Friday, January 23, 2009

Part 3: The Human

I close my eyes. The sounds whir around my head, through my head. The rustle of leaves swoops down from somewhere behind. The soft, low hum of the wind swirls and dances around me, wrapping me in a cool cocoon. The cracking and snapping of twigs and sticks clambers up my legs, up my body, and writhes its way into my ears. I shudder. A bird chirps. Somewhere in the distance I hear the lonely drone of a car as it winds its way down the road. My heart skips, then stumbles. I listen carefully, but the rumbling sound of the engine seems to come from every direction. I squeeze my eyes shut tighter— listening, thinking, concentrating. I open my eyes again. I’m still lost.


It’s all my fault, of course. No one told me to go check out the new hiking trail, if you can even call it that, on my own. I’m sure if I even told anyone where I was going, they’d have told me not to go alone. But why would I want someone else to be co-explorer of MY trail? I found the thing. Besides, I like going on my own. It lets me think. I don’t have to listen to someone else blabber on about who cares what. It’s just me and my mind. I like it that way. I get along with myself, for the most part.


Now look where the stupid thing has gotten me. Well, actually, I have no idea where it’s gotten me. I’m lost. That’s the whole point of being lost. You don’t know where you are. I decide to run haphazardly around a bit. I see people doing it in the movies all the time when they’re lost in the forest. I think it must be some sort of reverse psychology tactic on the space time continuum; make it think you’re trying to get more lost, that it ends up letting you get un-lost. Of course, it never seems to work for those people in the movies. They usually run around randomly until they fall down a steep embankment, only to pull their faces out of the mud at the bottom to find that they’re even more screwed than before. But then again, I’ve already gotten my self lost in the forest alone, so you can’t be expecting any rational thought on my part at this point.
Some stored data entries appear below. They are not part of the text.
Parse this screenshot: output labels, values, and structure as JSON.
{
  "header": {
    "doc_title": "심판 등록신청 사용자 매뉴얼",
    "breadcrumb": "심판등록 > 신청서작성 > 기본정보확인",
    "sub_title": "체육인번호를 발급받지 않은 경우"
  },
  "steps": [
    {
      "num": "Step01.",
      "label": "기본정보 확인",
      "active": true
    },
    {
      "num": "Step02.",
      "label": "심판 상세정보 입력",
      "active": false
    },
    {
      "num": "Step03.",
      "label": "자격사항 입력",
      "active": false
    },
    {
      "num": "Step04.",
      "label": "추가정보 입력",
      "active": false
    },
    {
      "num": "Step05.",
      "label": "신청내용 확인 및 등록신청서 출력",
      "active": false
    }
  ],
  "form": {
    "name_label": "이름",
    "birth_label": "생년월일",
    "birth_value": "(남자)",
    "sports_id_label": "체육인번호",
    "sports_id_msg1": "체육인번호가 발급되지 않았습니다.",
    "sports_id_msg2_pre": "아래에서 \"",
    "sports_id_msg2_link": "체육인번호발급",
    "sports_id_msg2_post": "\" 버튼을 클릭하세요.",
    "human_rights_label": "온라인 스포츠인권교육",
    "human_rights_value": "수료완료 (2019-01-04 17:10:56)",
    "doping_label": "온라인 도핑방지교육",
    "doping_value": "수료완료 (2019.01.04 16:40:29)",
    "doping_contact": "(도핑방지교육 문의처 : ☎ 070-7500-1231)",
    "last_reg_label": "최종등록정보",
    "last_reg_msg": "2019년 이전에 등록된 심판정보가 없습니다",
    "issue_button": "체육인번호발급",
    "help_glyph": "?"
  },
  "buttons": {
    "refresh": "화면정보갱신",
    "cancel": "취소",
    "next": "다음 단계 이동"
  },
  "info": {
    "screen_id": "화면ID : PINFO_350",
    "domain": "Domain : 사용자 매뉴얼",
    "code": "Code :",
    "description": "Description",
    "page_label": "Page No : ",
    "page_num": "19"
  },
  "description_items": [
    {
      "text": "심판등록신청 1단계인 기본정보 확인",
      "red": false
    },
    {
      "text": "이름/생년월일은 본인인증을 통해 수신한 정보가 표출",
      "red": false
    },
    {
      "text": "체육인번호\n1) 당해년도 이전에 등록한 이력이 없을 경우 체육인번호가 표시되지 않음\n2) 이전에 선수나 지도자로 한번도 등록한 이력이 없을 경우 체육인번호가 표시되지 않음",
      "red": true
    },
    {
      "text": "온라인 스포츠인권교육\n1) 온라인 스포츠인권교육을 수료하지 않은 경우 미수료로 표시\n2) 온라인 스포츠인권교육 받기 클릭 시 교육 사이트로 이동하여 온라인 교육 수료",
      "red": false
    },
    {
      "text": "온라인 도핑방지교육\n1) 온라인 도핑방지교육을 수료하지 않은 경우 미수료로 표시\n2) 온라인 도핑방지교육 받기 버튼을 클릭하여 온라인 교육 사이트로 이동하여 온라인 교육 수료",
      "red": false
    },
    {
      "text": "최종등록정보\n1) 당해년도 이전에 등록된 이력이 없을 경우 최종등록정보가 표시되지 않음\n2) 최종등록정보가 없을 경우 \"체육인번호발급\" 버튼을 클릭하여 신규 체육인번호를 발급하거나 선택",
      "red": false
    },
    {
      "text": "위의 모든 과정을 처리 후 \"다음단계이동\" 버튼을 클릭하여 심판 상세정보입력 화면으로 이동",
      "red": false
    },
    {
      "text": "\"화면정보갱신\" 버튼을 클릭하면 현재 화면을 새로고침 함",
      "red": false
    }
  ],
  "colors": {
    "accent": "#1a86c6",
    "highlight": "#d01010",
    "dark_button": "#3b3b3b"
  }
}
I sprint through the forest at full tilt. Actually, I’m pretty much upright with little tilt to my body, except the times when I need to duck under a low hanging tree branch, but only the big ones. Twigs and small branches whip my face. I squint my eyes as the branches claw and tear at my skin, stinging with an acute pain. But my mind is oblivious to it, focusing on one thing—nothing. I’m lost now in my own mind, unconsciously striding through the trees, the thick ferns brushing my bare legs.


My mind is dark. Nothing flows through it. All thought is gone. I’m running on pure instinct. The whole forest twists and sighs around me. My vision flashes between the empty darkness of my mind, and the incomprehensible greens and browns, and splashes of soft white streams, of my blurred vision. I feel the ground underneath growing soft, wet. I know what’s coming. I try to stop, but I’m no longer in control of my legs. I slip.

One moment, the world is racing around me; the next, I’m staring into the mud. I pull myself up, my legs trembling. I rub my hand on my shorts, smearing the remains of a beetle into them. My vision narrows as the trees around me slowly stop spinning. In front of me lies a great log.


The log stretches, for miles it seems, in either direction. It looks squished, sagging under its own weight, the remains of a once great tree, humbled by the invisible, the formless, gravity. Its once thick bark covering is now gone, long since rotted away. I lean against it to rest and it caves in under my weight, its soft inside crumpling into a powder of dusty wood. I pull my hand out of the stinking corpse of the tree.


Along its top, a little ways down from where I stand, I see a flash of bluish purple. I hobble over, my ankle still hurting from my fall. I hadn’t really noticed it until now. As I draw closer a myriad of colour bursts from the top of the fallen tree. Purple, blue and yellow flowers blossom forth, their roots digging deep in the trees great well of nutrients. The greens—some soft and pale, others vivid and bright, still others dark yet no less beautiful—of ferns, ivies, and other plants (I’m not a botanist, I’m doing the best I can here) clothe the rotting tree. Simply put, it’s beautiful. From the very top of the tree I see a new one growing. A small sapling has sprung up from the bruised and broken side of its fallen brother. And beyond this little tree I see it. A sign, it reads:


Lord Nebby The Giant: Worlds Tallest Tree.


And beyond the sign, lies a well marked trail.